Saving the biggest until last:
Whether we reach Nirvana, Doom, or meander somewhere in between
Is there any stable end state at all that we can claim to be a good outcome?
If we conclude that there is no stable end state that includes powerful AI, the universe inevitably moves towards a state where singularly focused AIs merely battle it out for resources with no higher purpose, then we’re in a quandary. Fortunately, some of our natures of reality largely forbid that, so it’s not time to give up, at least until we know what reality we’re in. But is there such a stable state, even in tricky natures of reality and if so, how do we get to it?
The worlds of Physicalism seem the most difficult. Does a large number of AIs that all police each other represent a stable state? Or do the most single-minded resource gatherers gradually win out, doing everything they can to enhance their own computational power in an attempt to attain supremacy?
Many of these long-term doom scenarios are fragile and vulnerable to new discoveries in physics that might happen along the way. For me, it’s not possible to predict the future to a degree where we can say that there is no viable steady state. It is simply up to our future selves to plot a way toward it as the way becomes clear.

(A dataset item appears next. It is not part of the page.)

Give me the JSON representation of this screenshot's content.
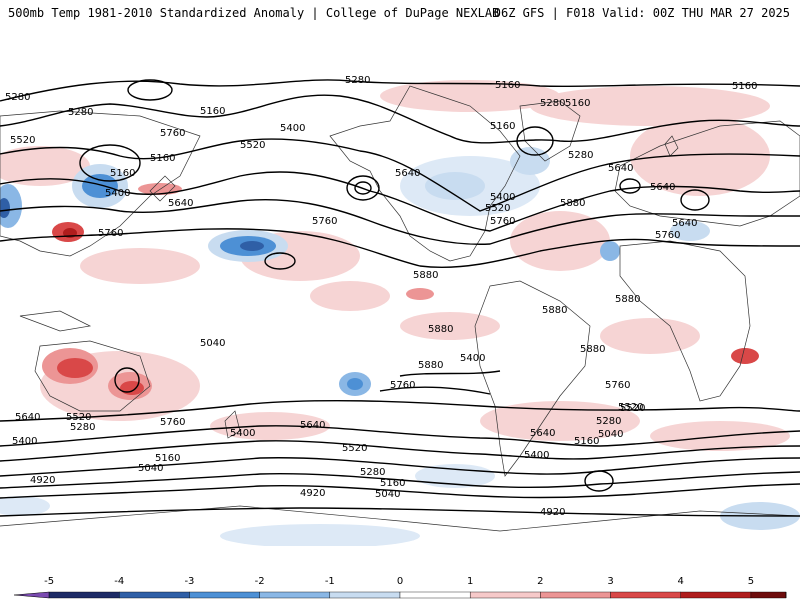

Whether this steady state of Nirvana exists or not, it’s still possible to miss it entirely and end up with very bad things. So that is what we’re trying to avoid.
AI purposefully running on platforms without any of these protections
One case where defenses don’t work is if they’re deliberately not present, or even if there are anti-defenses to make an AI catastrophe more likely. One scenario might be hostilities between nations, where one side wants a Doomsday Device it can use to threaten annihilation. An AI given goals very hostile to the other side and actively aided in its attempt to achieve world domination.
For once, the prospective impossibility of AI Alignment actually helps, albeit we find ourselves relying on Mutually Assured Destruction, again. Such a weaponized AI couldn’t be reliably targeted only at the other side and would stand a strong chance of also destroying its creator.